EU Unveils a new Sanctions on Russia to Reinforce Oil Price Cap Mechanism
- 2025-07-19 05:58:46

The European Union has approved its 18th package of sanctions against Russia, introducing a sweeping set of measures aimed at tightening enforcement of its oil price cap and curbing Moscow’s energy revenues amid the ongoing war in Ukraine.
At the heart of the new sanctions is a dynamic price ceiling on Russian crude oil, now set at 15% below the average market rate, effectively lowering the cap to $47.60 per barrel from the previous $60 benchmark. EU officials say the revised cap is designed to close loopholes and prevent Russia from profiting off discounted oil sales that have continued despite earlier restrictions.
The package also targets Russia’s so-called “shadow fleet”—aging tankers used to circumvent sanctions—with 105 additional vessels banned from EU ports and waters, bringing the total to over 400.
Transactions related to the Nord Stream gas pipelines have been prohibited, and all dealings with Russian financial institutions are now banned.

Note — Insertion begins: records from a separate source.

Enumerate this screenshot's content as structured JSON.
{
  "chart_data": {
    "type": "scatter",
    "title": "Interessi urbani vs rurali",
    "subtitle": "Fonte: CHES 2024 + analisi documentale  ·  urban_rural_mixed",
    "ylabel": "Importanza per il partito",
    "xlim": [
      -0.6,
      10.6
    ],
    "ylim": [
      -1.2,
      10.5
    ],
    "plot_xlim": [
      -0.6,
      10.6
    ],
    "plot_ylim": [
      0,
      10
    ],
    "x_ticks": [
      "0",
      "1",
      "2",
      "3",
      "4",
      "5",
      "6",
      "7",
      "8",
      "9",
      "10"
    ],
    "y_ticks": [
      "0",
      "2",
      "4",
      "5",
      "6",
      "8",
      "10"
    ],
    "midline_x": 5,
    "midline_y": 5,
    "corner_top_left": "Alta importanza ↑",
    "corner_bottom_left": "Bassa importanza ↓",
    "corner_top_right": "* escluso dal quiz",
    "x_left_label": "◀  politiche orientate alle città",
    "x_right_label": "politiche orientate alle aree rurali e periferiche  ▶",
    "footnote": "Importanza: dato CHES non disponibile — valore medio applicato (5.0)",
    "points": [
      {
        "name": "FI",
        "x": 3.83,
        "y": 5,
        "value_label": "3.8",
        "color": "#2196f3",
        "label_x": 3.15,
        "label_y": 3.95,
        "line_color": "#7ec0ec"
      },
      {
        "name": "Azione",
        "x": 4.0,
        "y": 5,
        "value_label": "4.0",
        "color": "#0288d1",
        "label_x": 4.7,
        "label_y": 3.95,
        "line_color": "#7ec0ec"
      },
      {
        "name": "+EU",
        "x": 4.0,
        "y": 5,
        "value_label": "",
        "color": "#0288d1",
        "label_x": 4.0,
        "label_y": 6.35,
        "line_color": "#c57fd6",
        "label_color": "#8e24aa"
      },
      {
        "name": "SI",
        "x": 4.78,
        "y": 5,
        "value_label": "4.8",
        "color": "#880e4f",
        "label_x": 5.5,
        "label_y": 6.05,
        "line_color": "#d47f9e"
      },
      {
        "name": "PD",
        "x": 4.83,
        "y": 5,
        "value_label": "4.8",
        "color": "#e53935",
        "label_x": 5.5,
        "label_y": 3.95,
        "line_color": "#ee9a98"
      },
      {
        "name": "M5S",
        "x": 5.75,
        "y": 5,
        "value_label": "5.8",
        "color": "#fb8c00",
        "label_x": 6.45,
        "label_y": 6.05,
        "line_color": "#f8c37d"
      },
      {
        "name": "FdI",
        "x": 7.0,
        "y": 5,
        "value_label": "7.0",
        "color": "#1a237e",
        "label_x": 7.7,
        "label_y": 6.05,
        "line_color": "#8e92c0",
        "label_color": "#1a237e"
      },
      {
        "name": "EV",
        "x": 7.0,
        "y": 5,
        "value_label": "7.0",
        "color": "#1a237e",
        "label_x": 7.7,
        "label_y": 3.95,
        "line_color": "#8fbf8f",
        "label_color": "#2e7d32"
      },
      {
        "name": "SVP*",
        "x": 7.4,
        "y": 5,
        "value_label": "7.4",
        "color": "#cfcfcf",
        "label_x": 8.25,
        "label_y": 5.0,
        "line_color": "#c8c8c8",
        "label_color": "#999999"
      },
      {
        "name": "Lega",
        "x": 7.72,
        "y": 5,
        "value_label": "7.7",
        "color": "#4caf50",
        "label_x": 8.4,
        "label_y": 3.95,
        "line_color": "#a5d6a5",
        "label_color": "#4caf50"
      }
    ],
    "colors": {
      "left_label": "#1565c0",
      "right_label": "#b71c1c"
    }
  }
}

In a notable escalation, the EU will also bar imports of petroleum products refined from Russian crude, even if processed in third countries, with exceptions only for select allies such as the US, UK, and Norway. The sanctions extend to entities in China, Hong Kong, Turkey, and India, including Nayara Energy, a refinery partially owned by Russia’s Rosneft.
EU foreign policy chief Kaja Kallas called the package “one of the strongest to date,” emphasizing that the bloc will “keep raising the costs so stopping the aggression becomes the only path forward for Moscow”.
Despite the EU’s assertive stance, analysts caution that enforcement remains challenging without US backing, as global oil transactions are largely dollar-denominated and routed through American financial systems.